History of research at Carrowmore
The Reverend Charles Henry visited Carrowmore in 1740, and left the first written account of the monuments. He considered the circles to be the graves of warriors slain and fallen in the legendary Battle of Moytura, which was said to have taken place by the shores of Lough Arrow.
Gabriel Beranger, a Dutch artist, visited Carrowmore in 1779 during his tour of Connaught where he had been commissioned to illustrate ancient ruins and monuments. His companion Angelo Bigari did not travel that day, so Beranger became the first person to map and describe the Carrowmore Circles:
"June 23rd, Mr. Bigary not wishing to ride, I went with Mr. Irwin and his son on horseback to Knocknareagh mountain, — seen on the lands of Carrowmore, in the space of a square a quarter of a mile, eighteen circles of huge stones, some with their Cromleghs in the centre standing, some down, but the stones lying on the spot; designed and planned the largest one.
Sure it is, that they are not Temples, nor the Cromleghs altars, as the antiquarians pretend, but burial places of chieftains. These eighteen together (I think) settles the matter, and prove this place to have been either a cemetery, or the spot where some famous battle was fought, and the heroes which fell to have been interred on the field where they were slain; but I believe, if some of the antiquarians had heard of eighteen being together in one spot, they would not have called them Temples."
Roger Walker was a Queens Counsel and local landlord, with an interest in collecting relics from ancient monuments. Walker opened and excavated at least 20 of the Carrowmore monuments, avid to find artifacts for his private museum at Rathcarrick House on the east side of Knocknarea.
He kept poor records of his digs and his finds, and shortly before his death he sold off his collection to the Duke of Northumberland. Roger Walker is a fascinating character, and a paper has been published by Aideen Ireland covering his life and career.
Considered by many to be the founder of modern Irish archaeology, Petrie was also an artist, musician, collector, writer, and much more. During the 1830's he was working for the Ordinance Survey and on August 2nd, 1837 he arrived at the house of his friend Roger Walker to commence his survey of the Carrowmore circles.
A series of letters survives in the Ordinance Survey archives with details of Petrie's survey. He was shown about the circles by Walker, who had already rifled most of the monuments, discovering some valuable artifacts which were in his private collection. Petrie also collected artifacts, and is known to have posessed a bronze pin from Carrowmore (possibly Circle 17), no doubt obtained from Walker.

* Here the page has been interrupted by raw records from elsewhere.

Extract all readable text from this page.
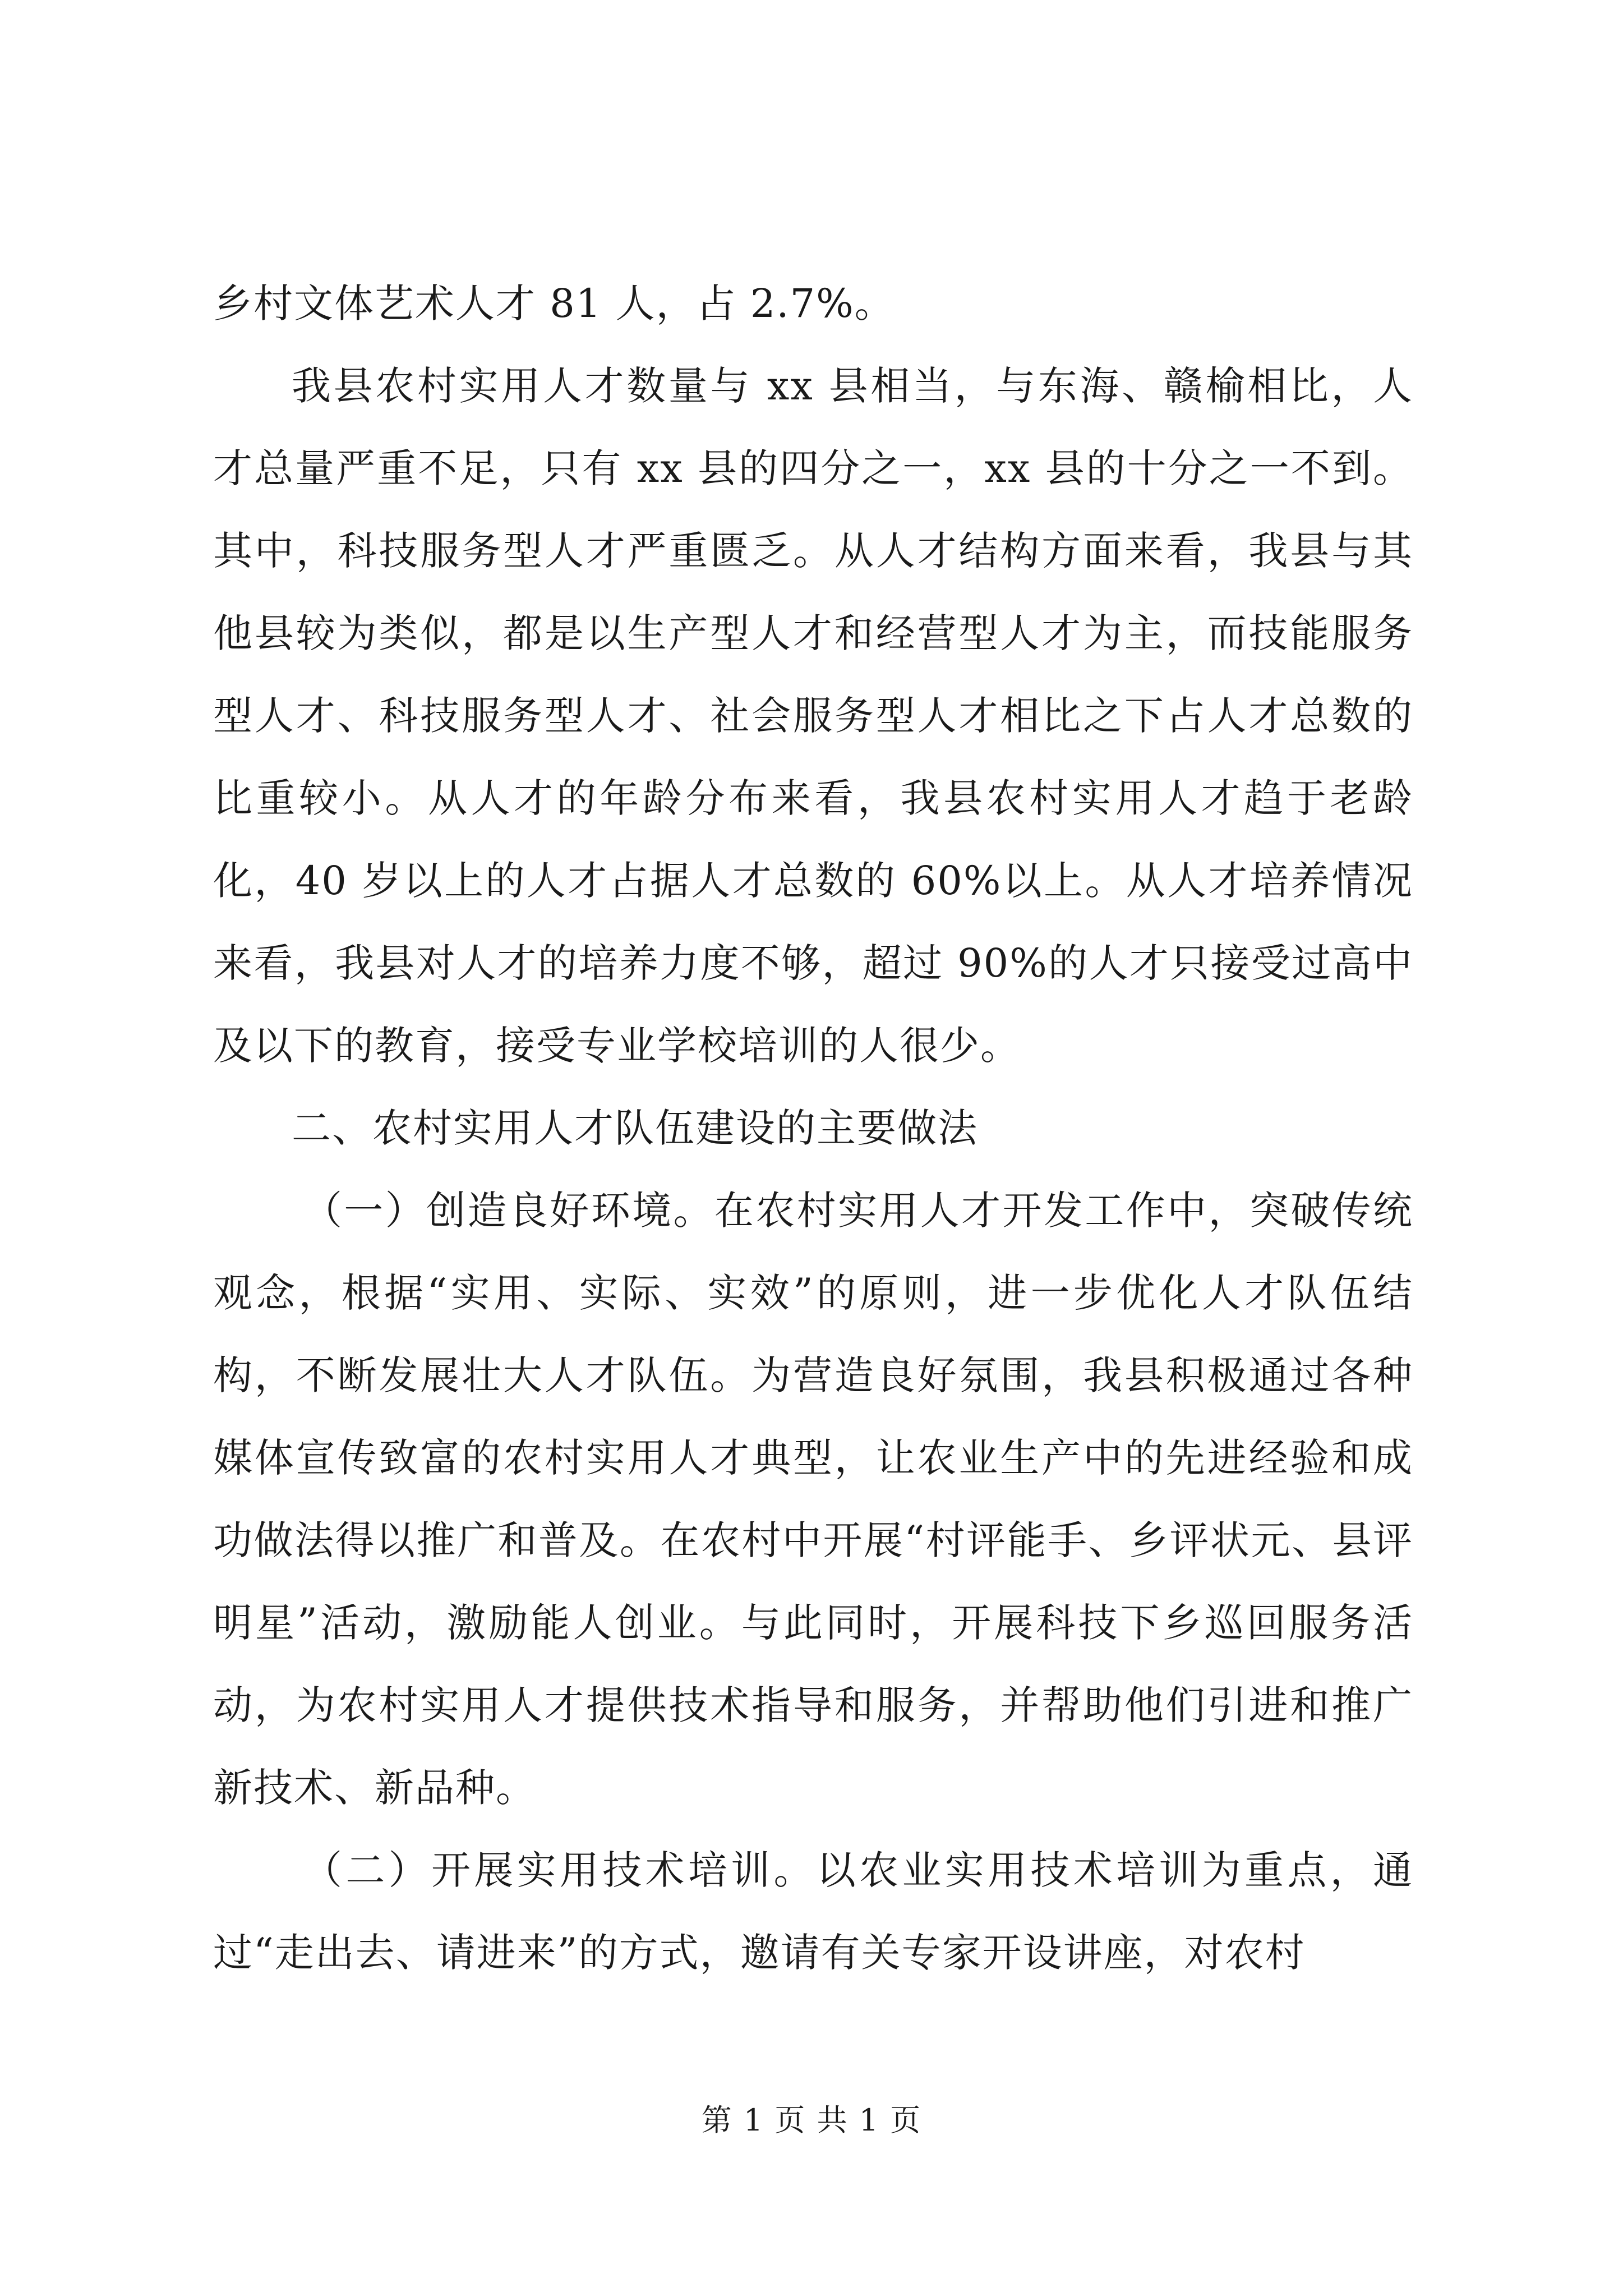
乡村文体艺术人才 81 人，占 2.7%。

我县农村实用人才数量与 xx 县相当，与东海、赣榆相比，人才总量严重不足，只有 xx 县的四分之一，xx 县的十分之一不到。其中，科技服务型人才严重匮乏。从人才结构方面来看，我县与其他县较为类似，都是以生产型人才和经营型人才为主，而技能服务型人才、科技服务型人才、社会服务型人才相比之下占人才总数的比重较小。从人才的年龄分布来看，我县农村实用人才趋于老龄化，40 岁以上的人才占据人才总数的 60%以上。从人才培养情况来看，我县对人才的培养力度不够，超过 90%的人才只接受过高中及以下的教育，接受专业学校培训的人很少。

二、农村实用人才队伍建设的主要做法

（一）创造良好环境。在农村实用人才开发工作中，突破传统观念，根据“实用、实际、实效”的原则，进一步优化人才队伍结构，不断发展壮大人才队伍。为营造良好氛围，我县积极通过各种媒体宣传致富的农村实用人才典型，让农业生产中的先进经验和成功做法得以推广和普及。在农村中开展“村评能手、乡评状元、县评明星”活动，激励能人创业。与此同时，开展科技下乡巡回服务活动，为农村实用人才提供技术指导和服务，并帮助他们引进和推广新技术、新品种。

（二）开展实用技术培训。以农业实用技术培训为重点，通过“走出去、请进来”的方式，邀请有关专家开设讲座，对农村

第 1 页 共 1 页
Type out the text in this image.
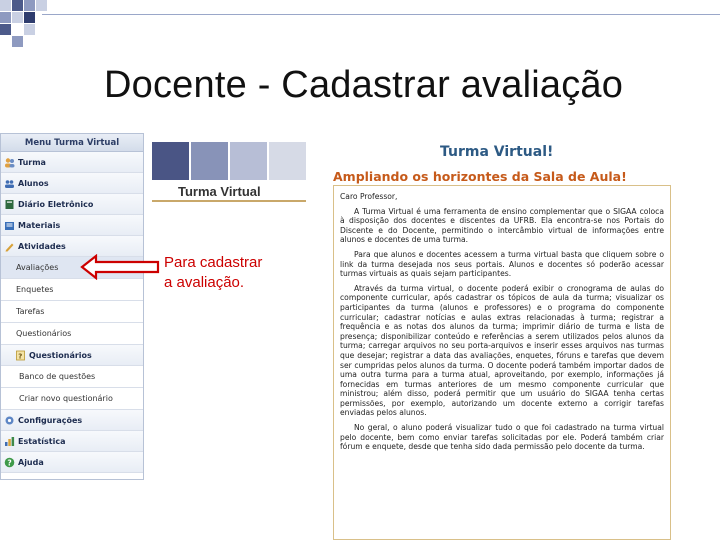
Docente - Cadastrar avaliação
Menu Turma Virtual
Turma
Alunos
Diário Eletrônico
Materiais
Atividades
Avaliações
Enquetes
Tarefas
Questionários
? Questionários
Banco de questões
Criar novo questionário
Configurações
Estatística
? Ajuda
Turma Virtual
Para cadastrar
a avaliação.
Turma Virtual!
Ampliando os horizontes da Sala de Aula!

Caro Professor,

A Turma Virtual é uma ferramenta de ensino complementar que o SIGAA coloca à disposição dos docentes e discentes da UFRB. Ela encontra-se nos Portais do Discente e do Docente, permitindo o intercâmbio virtual de informações entre alunos e docentes de uma turma.

Para que alunos e docentes acessem a turma virtual basta que cliquem sobre o link da turma desejada nos seus portais. Alunos e docentes só poderão acessar turmas virtuais as quais sejam participantes.

Através da turma virtual, o docente poderá exibir o cronograma de aulas do componente curricular, após cadastrar os tópicos de aula da turma; visualizar os participantes da turma (alunos e professores) e o programa do componente curricular; cadastrar notícias e aulas extras relacionadas à turma; registrar a frequência e as notas dos alunos da turma; imprimir diário de turma e lista de presença; disponibilizar conteúdo e referências a serem utilizados pelos alunos da turma; carregar arquivos no seu porta-arquivos e inserir esses arquivos nas turmas que desejar; registrar a data das avaliações, enquetes, fóruns e tarefas que devem ser cumpridas pelos alunos da turma. O docente poderá também importar dados de uma outra turma para a turma atual, aproveitando, por exemplo, informações já fornecidas em turmas anteriores de um mesmo componente curricular que ministrou; além disso, poderá permitir que um usuário do SIGAA tenha certas permissões, por exemplo, autorizando um docente externo a corrigir tarefas enviadas pelos alunos.

No geral, o aluno poderá visualizar tudo o que foi cadastrado na turma virtual pelo docente, bem como enviar tarefas solicitadas por ele. Poderá também criar fórum e enquete, desde que tenha sido dada permissão pelo docente da turma.
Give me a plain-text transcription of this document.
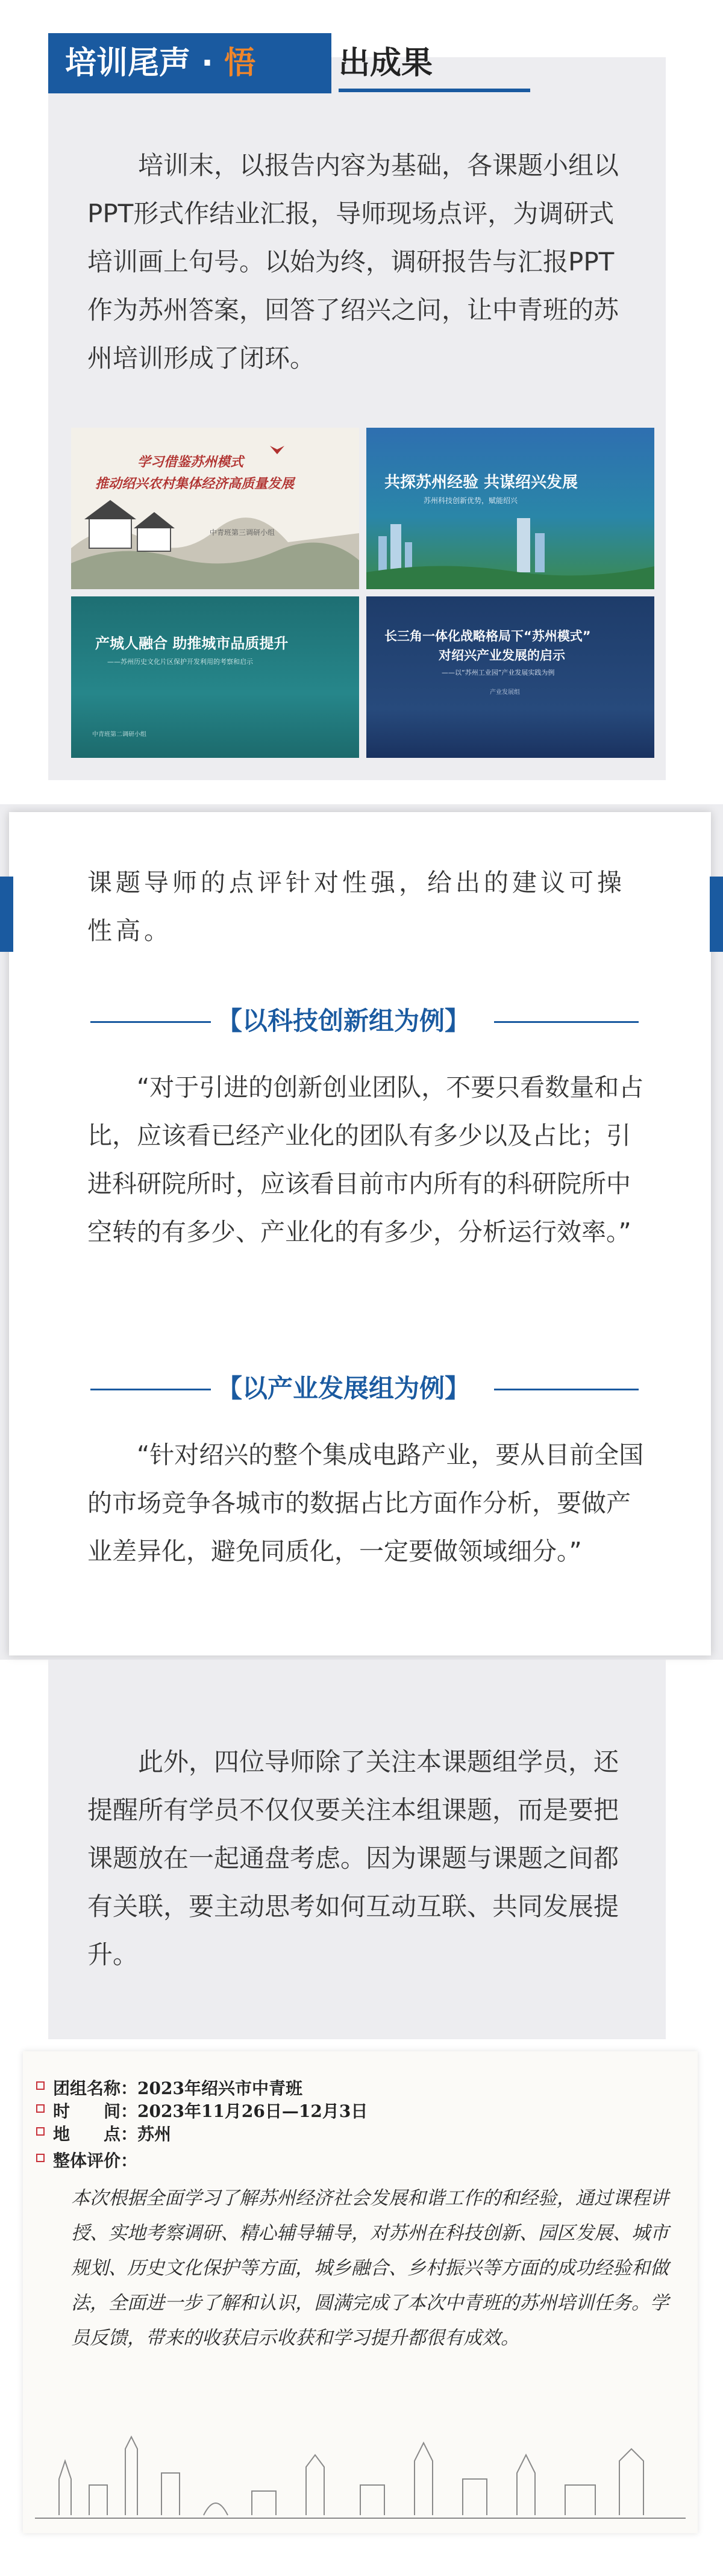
培训尾声 · 悟	出成果

培训末，以报告内容为基础，各课题小组以PPT形式作结业汇报，导师现场点评，为调研式培训画上句号。以始为终，调研报告与汇报PPT作为苏州答案，回答了绍兴之问，让中青班的苏州培训形成了闭环。

学习借鉴苏州模式
推动绍兴农村集体经济高质量发展
中青班第三调研小组
共探苏州经验 共谋绍兴发展
苏州科技创新优势，赋能绍兴
产城人融合 助推城市品质提升
——苏州历史文化片区保护开发利用的考察和启示
中青班第二调研小组
长三角一体化战略格局下“苏州模式”
对绍兴产业发展的启示
——以“苏州工业园”产业发展实践为例
产业发展组

课题导师的点评针对性强，给出的建议可操性高。

【以科技创新组为例】

“对于引进的创新创业团队，不要只看数量和占比，应该看已经产业化的团队有多少以及占比；引进科研院所时，应该看目前市内所有的科研院所中空转的有多少、产业化的有多少，分析运行效率。”

【以产业发展组为例】

“针对绍兴的整个集成电路产业，要从目前全国的市场竞争各城市的数据占比方面作分析，要做产业差异化，避免同质化，一定要做领域细分。”

此外，四位导师除了关注本课题组学员，还提醒所有学员不仅仅要关注本组课题，而是要把课题放在一起通盘考虑。因为课题与课题之间都有关联，要主动思考如何互动互联、共同发展提升。

团组名称：2023年绍兴市中青班
时　　间：2023年11月26日—12月3日
地　　点：苏州
整体评价：

本次根据全面学习了解苏州经济社会发展和谐工作的和经验，通过课程讲授、实地考察调研、精心辅导辅导，对苏州在科技创新、园区发展、城市规划、历史文化保护等方面，城乡融合、乡村振兴等方面的成功经验和做法，全面进一步了解和认识，圆满完成了本次中青班的苏州培训任务。学员反馈，带来的收获启示收获和学习提升都很有成效。
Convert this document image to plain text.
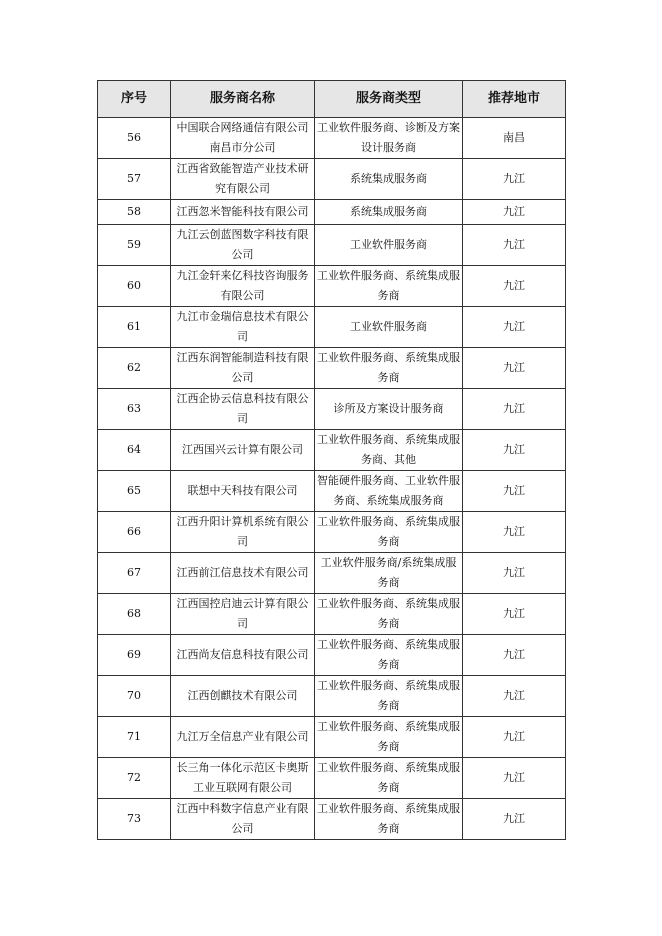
序号	服务商名称	服务商类型	推荐地市
56	中国联合网络通信有限公司南昌市分公司	工业软件服务商、诊断及方案设计服务商	南昌
57	江西省致能智造产业技术研究有限公司	系统集成服务商	九江
58	江西忽米智能科技有限公司	系统集成服务商	九江
59	九江云创蓝图数字科技有限公司	工业软件服务商	九江
60	九江金轩来亿科技咨询服务有限公司	工业软件服务商、系统集成服务商	九江
61	九江市金瑞信息技术有限公司	工业软件服务商	九江
62	江西东润智能制造科技有限公司	工业软件服务商、系统集成服务商	九江
63	江西企协云信息科技有限公司	诊所及方案设计服务商	九江
64	江西国兴云计算有限公司	工业软件服务商、系统集成服务商、其他	九江
65	联想中天科技有限公司	智能硬件服务商、工业软件服务商、系统集成服务商	九江
66	江西升阳计算机系统有限公司	工业软件服务商、系统集成服务商	九江
67	江西前江信息技术有限公司	工业软件服务商/系统集成服务商	九江
68	江西国控启迪云计算有限公司	工业软件服务商、系统集成服务商	九江
69	江西尚友信息科技有限公司	工业软件服务商、系统集成服务商	九江
70	江西创麒技术有限公司	工业软件服务商、系统集成服务商	九江
71	九江万全信息产业有限公司	工业软件服务商、系统集成服务商	九江
72	长三角一体化示范区卡奥斯工业互联网有限公司	工业软件服务商、系统集成服务商	九江
73	江西中科数字信息产业有限公司	工业软件服务商、系统集成服务商	九江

Wakeman was hired by Colonal Cooper to illustrate the antuquities of County Sligo and the adjoining areas. He completed his sketches in 1879 and 1880, and left some beautiful watercolors of Carrowmore a hundred years after Beranger's visit.
Wakemans sketchbooks are kept by Sligo County Library; a second series has a detailed set of images from Inishmurray, and led to a book by Wakeman on the Island. His Carrowmore illustrations are reproduced on their relative pages.
William Gregory Wood-Martin
Wood-Martin was a local Sligo landowner with a keen interest in archaeology. He wrote several books including Rude Stone Monuments, the History of County Sligo in three volumes, and published a seminal work on crannogs and lake dwellings.
George Elcock visited Carrowmore in the early 1880's and interviewed locals about the sites. He also illustrated several of the monuments, and some of his drawings were used by Wood-Martin in the Carrowmore section of Rude Stone Monuments.
The photographer took a number of images of Carrowmore on trips to County Sligo between 1900 and 1911.
Goran Burenhult led the modern excavations at Carrowmore, when ten monuments were excavated over a number of seasons.
Stefan Bergh and Robert Hensey
Padraig Meehan is an independent researcher and works as a seasonal guide at Carrowmore. He has published a book on Listoghil, the central monument at Carrowmore, which details the alignment of the central dolmen to the sunrise at Samhain and Imbolc.